For media inquiries, please contact Branch chair Richard Leung 021 891 942
How old is the New Zealand Chinese Association?
The NZCA owes its origins to two initiatives, the formation of the Wellington-based New Zealand Chinese Association in 1935 and the New Zealand Chinese Salvation Conference in 1937.
What does the title mean?
The NZCA has taken a Chinese proverb, that translates as “turning stone into jade”. This refers to the meticulous carving required to turn a piece of stone into a jade amulet. The metaphor of the precise work needed to transmute a base substance into a valuable object reflects the work of past generation of the New Zealand Chinese community to create a better life from difficult beginnings. The Chinese were first invited to New Zealand 150 years ago by the Otago Chamber of Commerce in 1865 to work the tailings of the gold fields. From these first hardy pioneers who braved isolation, poverty and years of hard labour has come a community who are proud to call themselves Chinese New Zealanders.
What’s the book about?
Turning Stone into Jade is a community history based on records and documents from the NZCA archives. In its earliest days the NZCA conducted its business in Chinese. In later years, as the Chinese New Zealand community prospered and grew, the NZCA switched to English as its main language, while always acknowledging its Chinese heritage. The author David Fung is literate in Chinese and English. Turning Stone into Jade is a history of the development of the New Zealand Chinese Association and explores wider themes concerning the New Zealand Chinese community. Themes include the struggle to articulate a changing identity; how to preserve heritage in an increasingly anglicised community and how to articulate the voice of a community made up of diverse voices, from the regions and urban centres.
Why is this happening now?
This year marks the 150th anniversary of the first invitation from the Otago Chamber of Commerce inviting Chinese to come to New Zealand to work in the gold mining industry. It is also 80 years since the incorporation of the New Zealand Chinese Association. The history tells the story of how a community of bachelor sojourners were able to put down roots to grow the Chinese New Zealand community that is part of the diverse fabric of New Zealand today.
What does the New Zealand Chinese Association do?

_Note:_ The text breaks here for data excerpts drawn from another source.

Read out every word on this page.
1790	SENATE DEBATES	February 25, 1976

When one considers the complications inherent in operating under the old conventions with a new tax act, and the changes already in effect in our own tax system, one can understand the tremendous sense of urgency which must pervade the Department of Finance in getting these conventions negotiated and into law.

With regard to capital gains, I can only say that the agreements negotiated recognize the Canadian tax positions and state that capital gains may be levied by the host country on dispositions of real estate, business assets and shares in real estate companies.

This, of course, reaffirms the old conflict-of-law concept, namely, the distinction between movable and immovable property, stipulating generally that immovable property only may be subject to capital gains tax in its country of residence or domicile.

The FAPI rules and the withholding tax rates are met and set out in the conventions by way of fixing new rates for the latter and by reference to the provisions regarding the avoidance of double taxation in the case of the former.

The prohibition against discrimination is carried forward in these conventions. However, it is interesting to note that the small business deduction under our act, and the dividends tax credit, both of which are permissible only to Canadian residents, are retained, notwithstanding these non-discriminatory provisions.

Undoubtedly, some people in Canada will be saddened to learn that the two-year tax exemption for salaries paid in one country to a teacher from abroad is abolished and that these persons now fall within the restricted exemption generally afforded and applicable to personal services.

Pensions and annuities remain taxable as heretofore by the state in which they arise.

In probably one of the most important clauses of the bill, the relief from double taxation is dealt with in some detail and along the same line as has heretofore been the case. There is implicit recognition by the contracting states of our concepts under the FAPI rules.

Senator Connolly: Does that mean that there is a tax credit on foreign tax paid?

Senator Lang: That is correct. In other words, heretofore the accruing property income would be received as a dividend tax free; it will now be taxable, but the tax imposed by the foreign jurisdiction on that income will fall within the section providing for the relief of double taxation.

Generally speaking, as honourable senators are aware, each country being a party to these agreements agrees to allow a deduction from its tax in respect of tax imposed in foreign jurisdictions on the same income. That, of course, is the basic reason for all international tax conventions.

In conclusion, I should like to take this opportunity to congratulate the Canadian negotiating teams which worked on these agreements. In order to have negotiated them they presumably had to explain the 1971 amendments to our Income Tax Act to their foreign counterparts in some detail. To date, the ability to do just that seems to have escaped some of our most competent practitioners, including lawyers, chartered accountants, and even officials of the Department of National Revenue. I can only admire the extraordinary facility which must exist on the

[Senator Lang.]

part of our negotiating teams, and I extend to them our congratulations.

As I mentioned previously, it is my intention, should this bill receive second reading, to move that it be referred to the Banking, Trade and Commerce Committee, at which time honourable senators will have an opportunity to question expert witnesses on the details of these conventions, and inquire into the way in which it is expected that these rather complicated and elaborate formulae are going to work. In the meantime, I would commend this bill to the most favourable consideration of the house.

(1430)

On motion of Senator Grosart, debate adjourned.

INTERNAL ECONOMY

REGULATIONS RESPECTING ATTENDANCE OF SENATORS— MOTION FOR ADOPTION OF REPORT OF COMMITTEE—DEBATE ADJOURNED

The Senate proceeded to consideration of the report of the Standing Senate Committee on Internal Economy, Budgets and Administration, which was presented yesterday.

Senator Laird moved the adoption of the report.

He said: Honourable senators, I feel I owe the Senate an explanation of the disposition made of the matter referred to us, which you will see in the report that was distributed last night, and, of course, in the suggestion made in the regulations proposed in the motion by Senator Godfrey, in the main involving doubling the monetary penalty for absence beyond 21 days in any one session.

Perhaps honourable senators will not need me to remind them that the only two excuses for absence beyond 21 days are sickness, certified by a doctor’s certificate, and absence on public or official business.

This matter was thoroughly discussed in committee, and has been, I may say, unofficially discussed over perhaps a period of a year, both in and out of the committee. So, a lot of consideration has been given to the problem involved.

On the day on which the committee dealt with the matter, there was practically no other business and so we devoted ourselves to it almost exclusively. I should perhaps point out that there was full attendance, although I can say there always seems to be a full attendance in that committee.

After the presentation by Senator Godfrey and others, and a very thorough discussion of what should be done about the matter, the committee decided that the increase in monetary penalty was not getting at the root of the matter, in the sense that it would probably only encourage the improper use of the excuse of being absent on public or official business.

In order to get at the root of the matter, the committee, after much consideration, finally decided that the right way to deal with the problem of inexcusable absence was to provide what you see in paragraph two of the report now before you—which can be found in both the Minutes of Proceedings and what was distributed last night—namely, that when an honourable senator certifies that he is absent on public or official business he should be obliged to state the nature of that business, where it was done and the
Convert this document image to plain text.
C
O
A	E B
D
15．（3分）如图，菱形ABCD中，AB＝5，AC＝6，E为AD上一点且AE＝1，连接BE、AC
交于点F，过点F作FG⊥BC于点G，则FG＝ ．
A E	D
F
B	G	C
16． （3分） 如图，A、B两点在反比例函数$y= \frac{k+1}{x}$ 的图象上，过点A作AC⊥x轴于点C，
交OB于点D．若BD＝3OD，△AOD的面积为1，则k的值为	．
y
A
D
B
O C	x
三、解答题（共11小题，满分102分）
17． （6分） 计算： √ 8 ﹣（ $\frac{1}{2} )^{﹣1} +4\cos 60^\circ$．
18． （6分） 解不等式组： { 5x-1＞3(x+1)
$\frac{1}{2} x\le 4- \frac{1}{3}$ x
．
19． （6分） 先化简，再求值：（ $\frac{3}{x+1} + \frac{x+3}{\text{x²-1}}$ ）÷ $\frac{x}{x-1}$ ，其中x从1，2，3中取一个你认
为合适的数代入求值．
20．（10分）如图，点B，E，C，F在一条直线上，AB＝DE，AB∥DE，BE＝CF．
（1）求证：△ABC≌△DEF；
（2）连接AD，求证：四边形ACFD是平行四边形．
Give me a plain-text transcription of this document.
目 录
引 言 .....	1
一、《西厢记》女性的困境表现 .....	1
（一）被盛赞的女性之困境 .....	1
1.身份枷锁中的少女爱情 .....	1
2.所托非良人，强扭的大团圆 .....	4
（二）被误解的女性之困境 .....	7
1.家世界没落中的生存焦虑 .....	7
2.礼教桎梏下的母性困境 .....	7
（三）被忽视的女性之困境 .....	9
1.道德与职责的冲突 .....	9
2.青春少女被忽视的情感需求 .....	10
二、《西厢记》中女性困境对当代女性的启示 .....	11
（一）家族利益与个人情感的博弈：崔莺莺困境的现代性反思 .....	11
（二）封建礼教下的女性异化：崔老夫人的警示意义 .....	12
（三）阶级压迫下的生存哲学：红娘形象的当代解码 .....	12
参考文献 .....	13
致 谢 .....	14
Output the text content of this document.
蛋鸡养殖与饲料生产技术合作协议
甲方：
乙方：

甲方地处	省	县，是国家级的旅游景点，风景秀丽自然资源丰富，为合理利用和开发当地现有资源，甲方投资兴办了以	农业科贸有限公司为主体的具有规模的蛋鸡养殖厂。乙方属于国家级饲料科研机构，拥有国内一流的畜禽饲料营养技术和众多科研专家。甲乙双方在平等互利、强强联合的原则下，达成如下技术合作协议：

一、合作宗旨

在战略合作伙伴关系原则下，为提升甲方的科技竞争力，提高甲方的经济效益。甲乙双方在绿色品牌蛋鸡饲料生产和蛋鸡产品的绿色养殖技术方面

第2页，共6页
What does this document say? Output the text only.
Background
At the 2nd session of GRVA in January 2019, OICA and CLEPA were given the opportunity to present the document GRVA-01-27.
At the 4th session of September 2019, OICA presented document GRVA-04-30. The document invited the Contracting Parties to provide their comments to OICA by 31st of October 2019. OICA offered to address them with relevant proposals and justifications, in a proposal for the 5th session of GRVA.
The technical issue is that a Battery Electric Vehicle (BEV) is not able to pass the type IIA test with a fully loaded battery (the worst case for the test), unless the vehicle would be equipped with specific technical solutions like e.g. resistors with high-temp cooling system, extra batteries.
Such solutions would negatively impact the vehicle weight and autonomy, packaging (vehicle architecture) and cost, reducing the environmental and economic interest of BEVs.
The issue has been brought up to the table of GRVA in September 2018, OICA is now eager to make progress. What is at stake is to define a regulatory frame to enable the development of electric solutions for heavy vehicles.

It seeks to act as the voice of the New Zealand Chinese community. With the growth of the Chinese population in New Zealand, it is important that there be a focus for the community’s voice and aspirations. The NZCA is committed to preserving Chinese cultural roots and fostering the next generation of Chinese New Zealand leaders. There are a wide range of Chinese communities in New Zealand. The NZCA is the oldest representative organisation and has worked to reach out to newer migrants to offer support and assistance to understand the responsibilities and rewards of New Zealand citizenship.